Kelvin Dushnisky. Picture: GETTY IMAGES
Kelvin Dushnisky. Picture: GETTY IMAGES

AngloGold Ashanti's last SA mine is luring potential buyers as the rally in gold boosts profitability. That interest doesn’t mean CEO Kelvin Dushnisky will achieve his target price.

AngloGold wants about $500m for Mponeng and a number of smaller SA assets, according to people familiar with the matter, who asked not to be identified as the issue is private. Harmony Gold Mining and Sibanye Gold have submitted formal proposals, the people said. The discussions are at an early stage and it’s uncertain that they’ll lead to a deal, they said.

Any acquirer faces additional costs as they bankroll a stake in the mine for employees and nearby communities to comply with a law seeking to address inequities stemming from apartheid.

Mponeng’s valuation is also being squeezed by geological challenges: it’s the world’s deepest mine and requires investment of $1bn to extend its life beyond eight years, according to JPMorgan Chase.

“You have to ask yourself, why would you buy a mine 4km deep?” said Peter Major, an analyst at Mergence Corporate Solutions in Cape Town. “It’s a huge risk. Those that are interested will want to get a discount.”

“We remain committed to streamlining our portfolio — guided by our capital allocation priorities — but we don’t comment on deals in process,” said Stewart Bailey, executive vice-president of corporate affairs at AngloGold.

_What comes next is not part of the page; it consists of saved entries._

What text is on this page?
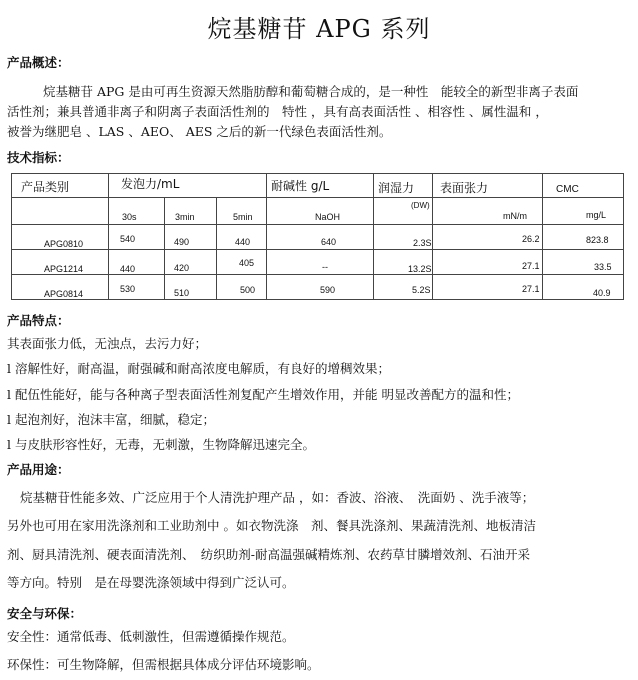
烷基糖苷 APG 系列
产品概述：
烷基糖苷 APG 是由可再生资源天然脂肪醇和葡萄糖合成的，是一种性　能较全的新型非离子表面
活性剂；兼具普通非离子和阴离子表面活性剂的　特性 ，具有高表面活性 、相容性 、属性温和 ，
被誉为继肥皂 、LAS 、AEO、 AES 之后的新一代绿色表面活性剂。
技术指标：
产品类别	发泡力/mL			耐碱性 g/L	润湿力	表面张力	CMC

	30s	3min	5min	NaOH	(DW)	mN/m	mg/L

APG0810	540	490	440	640	2.3S	26.2	823.8

APG1214	440	420	405	--	13.2S	27.1	33.5

APG0814	530	510	500	590	5.2S	27.1	40.9
产品特点：
其表面张力低，无浊点，去污力好；
l 溶解性好，耐高温，耐强碱和耐高浓度电解质，有良好的增稠效果；
l 配伍性能好，能与各种离子型表面活性剂复配产生增效作用，并能 明显改善配方的温和性；
l 起泡剂好，泡沫丰富，细腻，稳定；
l 与皮肤形容性好，无毒，无刺激，生物降解迅速完全。
产品用途：
烷基糖苷性能多效、广泛应用于个人清洗护理产品 ，如：香波、浴液、　洗面奶 、洗手液等；
另外也可用在家用洗涤剂和工业助剂中 。如衣物洗涤　剂、餐具洗涤剂、果蔬清洗剂、地板清洁
剂、厨具清洗剂、硬表面清洗剂、　纺织助剂-耐高温强碱精炼剂、农药草甘膦增效剂、石油开采
等方向。特别　是在母婴洗涤领域中得到广泛认可。
安全与环保：
安全性：通常低毒、低刺激性，但需遵循操作规范。
环保性：可生物降解，但需根据具体成分评估环境影响。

Harmony CEO Peter Steenkamp said Mponeng could help his company replace depleting reserves, but added that recent changes to SA’s mining laws had raised the cost of doing deals.

In particular, an acquirer would have to fund a 10% stake in the mine for employees and communities to promote black economic empowerment.

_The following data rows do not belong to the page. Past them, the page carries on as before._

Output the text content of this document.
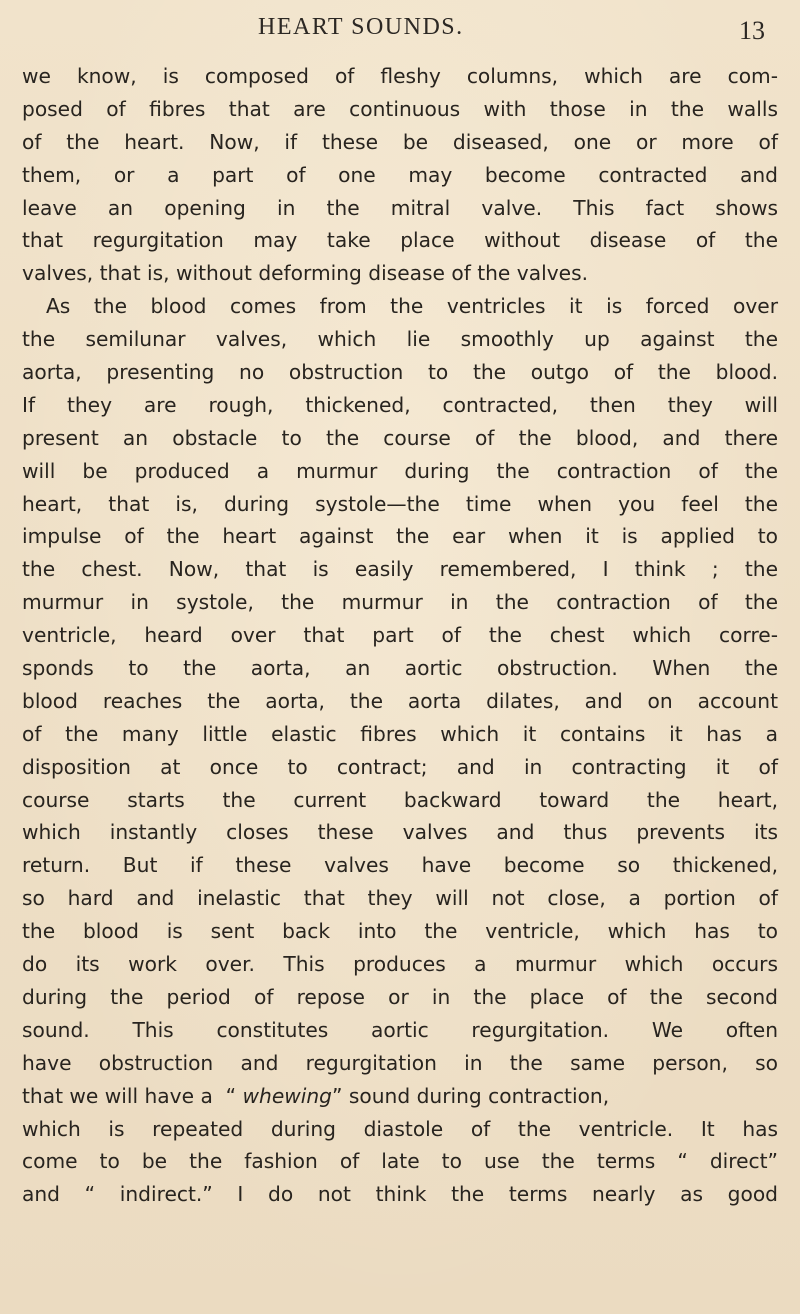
HEART SOUNDS.	13
we know, is composed of fleshy columns, which are com-
posed of fibres that are continuous with those in the walls
of the heart. Now, if these be diseased, one or more of
them, or a part of one may become contracted and
leave an opening in the mitral valve. This fact shows
that regurgitation may take place without disease of the
valves, that is, without deforming disease of the valves.
As the blood comes from the ventricles it is forced over
the semilunar valves, which lie smoothly up against the
aorta, presenting no obstruction to the outgo of the blood.
If they are rough, thickened, contracted, then they will
present an obstacle to the course of the blood, and there
will be produced a murmur during the contraction of the
heart, that is, during systole—the time when you feel the
impulse of the heart against the ear when it is applied to
the chest. Now, that is easily remembered, I think ; the
murmur in systole, the murmur in the contraction of the
ventricle, heard over that part of the chest which corre-
sponds to the aorta, an aortic obstruction. When the
blood reaches the aorta, the aorta dilates, and on account
of the many little elastic fibres which it contains it has a
disposition at once to contract; and in contracting it of
course starts the current backward toward the heart,
which instantly closes these valves and thus prevents its
return. But if these valves have become so thickened,
so hard and inelastic that they will not close, a portion of
the blood is sent back into the ventricle, which has to
do its work over. This produces a murmur which occurs
during the period of repose or in the place of the second
sound. This constitutes aortic regurgitation. We often
have obstruction and regurgitation in the same person, so
that we will have a  “ whewing” sound during contraction,
which is repeated during diastole of the ventricle. It has
come to be the fashion of late to use the terms “ direct”
and “ indirect.” I do not think the terms nearly as good
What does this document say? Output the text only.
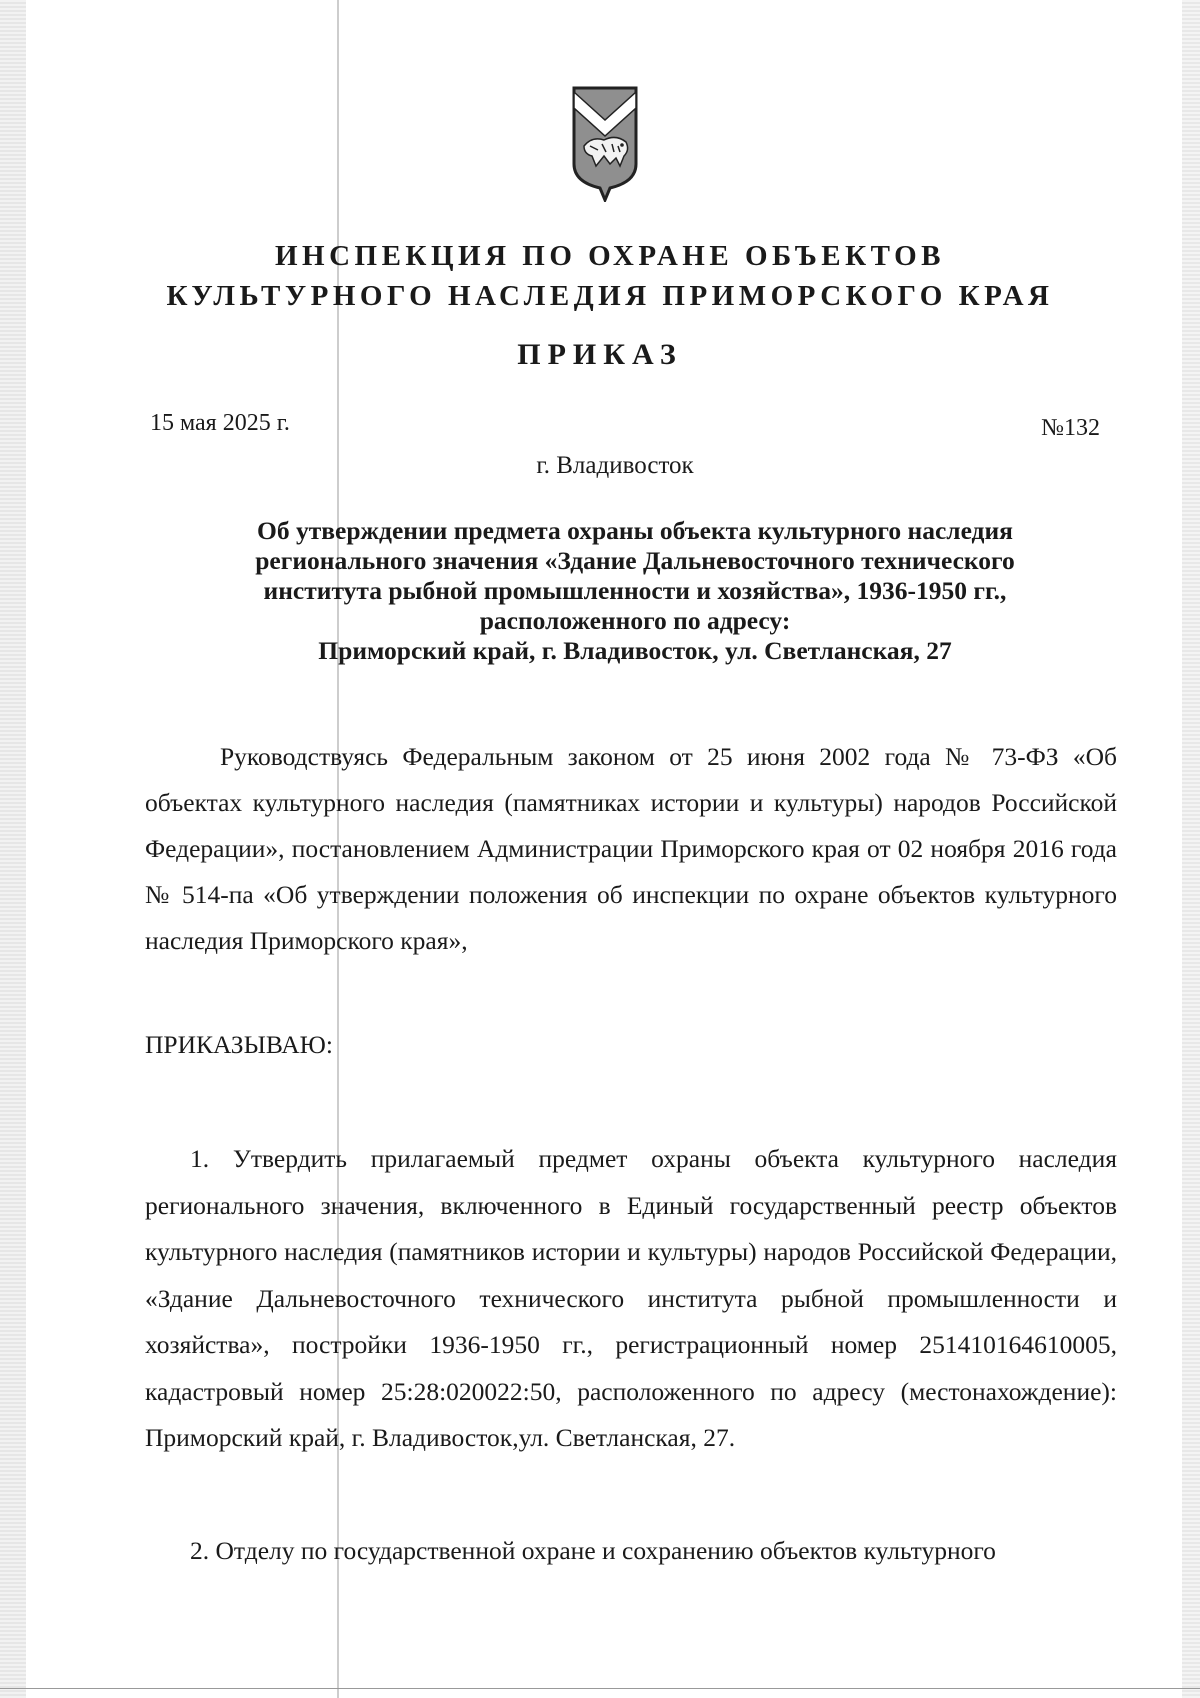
ИНСПЕКЦИЯ ПО ОХРАНЕ ОБЪЕКТОВ
КУЛЬТУРНОГО НАСЛЕДИЯ ПРИМОРСКОГО КРАЯ
ПРИКАЗ
15 мая 2025 г.	№132
г. Владивосток
Об утверждении предмета охраны объекта культурного наследия
регионального значения «Здание Дальневосточного технического
института рыбной промышленности и хозяйства», 1936-1950 гг.,
расположенного по адресу:
Приморский край, г. Владивосток, ул. Светланская, 27
Руководствуясь Федеральным законом от 25 июня 2002 года № 73-ФЗ «Об объектах культурного наследия (памятниках истории и культуры) народов Российской Федерации», постановлением Администрации Приморского края от 02 ноября 2016 года № 514-па «Об утверждении положения об инспекции по охране объектов культурного наследия Приморского края»,
ПРИКАЗЫВАЮ:
1. Утвердить прилагаемый предмет охраны объекта культурного наследия регионального значения, включенного в Единый государственный реестр объектов культурного наследия (памятников истории и культуры) народов Российской Федерации, «Здание Дальневосточного технического института рыбной промышленности и хозяйства», постройки 1936-1950 гг., регистрационный номер 251410164610005, кадастровый номер 25:28:020022:50, расположенного по адресу (местонахождение): Приморский край, г. Владивосток,ул. Светланская, 27.
2. Отделу по государственной охране и сохранению объектов культурного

“You have to build all this into your price,” Steenkamp said in September.“That option makes SA projects difficult.”

Sibanye interest

Sibanye is also interested, not least because Mponeng lies adjacent to its Driefontein mine, CEO Neal Froneman said.

While the company is subject to a nondisclosure agreement, he confirmed that Sibanye was part of the process.

“Sibanye is well-positioned to deliver shareholder value and consider this opportunity,” Froneman said.

There is also interest from Chinese buyers, including Heaven-Sent Capital Management Group, in some of the smaller AngloGold assets, the people familiar said.

Heaven-Sent acquired another mine from AngloGold two years ago and holds mining assets in SA through Village Main Reef.

“We assess possible new acquisitions as opportunities arise; for obvious reasons we don’t go into the specifics of this process,” James Duncan, a spokesperson for Village Main Reef, said in an e-mail.

Marian van der Walt, a spokesperson for Harmony, declined to add to the comments made by CEO Steenkamp in August.

For the world’s number three gold producer, there could be far- reaching implications. The sale would complete AngloGold’s withdrawal from SA, allowing it to focus on more profitable operations and potentially shifting its primary listing away from Johannesburg to London or Toronto.

The company is restarting operations at Obuasi in Ghana, extending the life of its Geita mine in Tanzania and plans a new gold and copper mine at Quebradona in Colombia.

Structuring Deal

A weaker rand, which lowers costs for SA miners, and a higher gold price are burnishing Mponeng’s appeal. In the second quarter, a key measure of costs at the mine fell to $1,174/oz an ounce, compared with an average gold price of almost $1,309.

While Mponeng would complement their existing operations, neither Harmony, nor Sibanye is flush with cash. Sibanye reported a first-half loss and is burdened by debt piled up during a string of acquisitions in the platinum industry. Harmony reported a loss for the 12 months through June.

AngloGold may be open to receiving part payment in future cash flows from Mponeng  — similar to the deal Sibanye concluded when it bought mines from Anglo American Platinum, said James Bell, an analyst at RBC Capital Markets.

“I think they are willing to be more flexible potentially on valuation but the key message is this is no fire sale,” he said. “If they are getting low-ball offers, I don’t expect them to sell just to get the assets off the books.”